The introduction of the blockchain has begun to change how we see and use money with cryptocurrencies. As blockchains mature they attempt to solve different problems, and thus disrupt different industries. One such example is the smart contract and how it now allows people to enter into arrangements without a middle party. Currently, such contracts are overseen and scrutinized by lawyers. So let’s discuss, will smart contracts replace lawyers?
What is a Smart Contract?
A smart contract is a program that lives and gets executed on the blockchain. A smart contract can take any form, but will always faithfully execute under the original conditions in which it was written. The code of a smart contract is publicly readable, so it’s easy to know what the contract is before entering into the contract. Smart contracts are also deterministic, meaning that the output to all functions are known before the contract is run. For these reasons, smart contracts can model many different functions, including legal ones. These legal contracts are publicly available and can be read by anyone, and accessed by anyone.
Threatening the Status Quo
Smart contracts are a direct threat to the current business model for a modern lawyer. A lawyer’s job is to understand the complex underpinnings of legal situations and to draw up contracts or arbitrate disagreements in the understanding of these legal contracts. Smart contracts will take away this ability because unlike complicated legal jargon, the contract is plain to see; you cannot hide in the fine print, or obfuscate meaning by manipulating interpretations of language. Contracts such as escrows and corporate agreements can be highly complicated and lawyers are utilized to draw up the contracts and to contest them if there is a dispute. In a smart contract, there can be no hidden language and the contract will always execute 100% faithfully, so there is no room for argument. If 2 parties enter the contract, they are bound by that contract. Arbitration is done by the system so there is no court and no opinion.
Lawyer/Programmer – a glimpse into the future?
For a non-programmer, who has never seen or written code, a smart contract looks no less complicated than a legal document. For these individuals, how will they accurately read and decipher a smart contract’s code? The general public will need help to navigate this unknown. This is where lawyers can help. They’ll need to develop smart contract literacy, to read and decipher the contract’s construction and inclusions.
In the future, lawyers who have programming experience will have a more hands-on role in creating smart contracts as smart contracts become more popular and more complex. They can offer services to decipher smart contracts and make sure that their client isn’t being given the short end of the stick by entering into this public arrangement. According to the americanbar.org, “litigation attorneys may no longer be litigating the “four-corners” of the contract, but rather expanding into the intent of the code.”

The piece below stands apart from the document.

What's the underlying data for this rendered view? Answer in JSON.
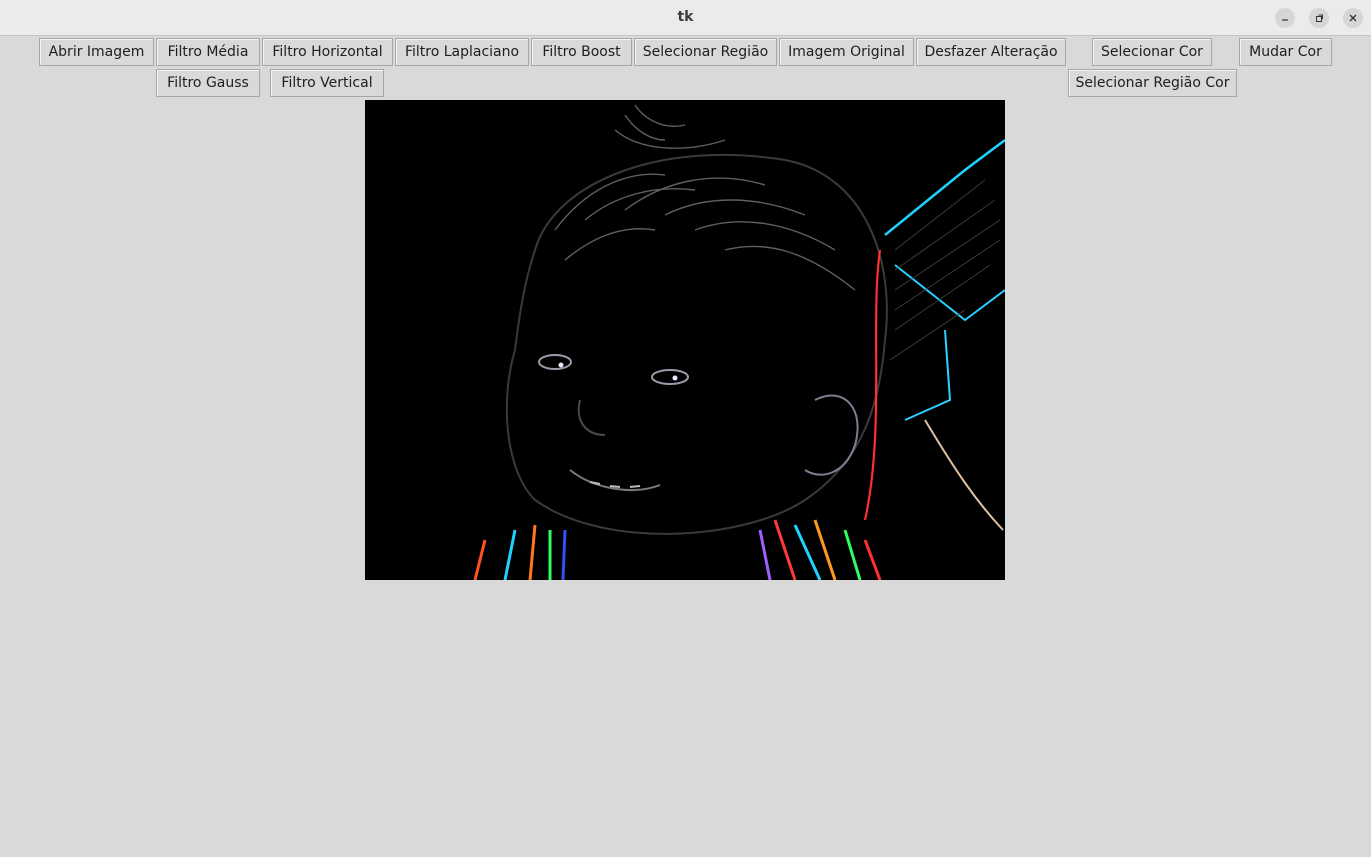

Lawyers will need additional skills and training, like knowing how the code in smart contracts translates to the actions or benefits that their client will receive from said contract. The main difference is that a client isn’t going to be able to go to a lawyer for recourse. If a client enters a smart contract blindly and is taken advantage of by it, there is no entity to sue, only an absolute mechanism of enforcement that will faithfully execute, no matter the consequences. This marks the need for individuals that can parse this information with great accuracy and are bound to professionally deliver this translation to their client accurately and with good regard for their client.
So, are lawyers obsolete in the world of smart contracts? No, but their role and function will change. So while lawyers in the blockchain space won’t be needed for arbitration of a smart contract, they most certainly will be needed to help ensure that clients have the best understanding possible of the contracts they may enter.
For example, a well-trained lawyer might find problems in an escrow contract that too heavily benefits the contract holder and not the buyer or seller in the contract, and advise their client to use a different escrow contract that will help them more, or even write an escrow contract for them that eliminates this problem.
Professionals to help navigate complicated legal and technical contracts will be needed for a long time to come, so until that changes, there will be a place for lawyers in this new landscape.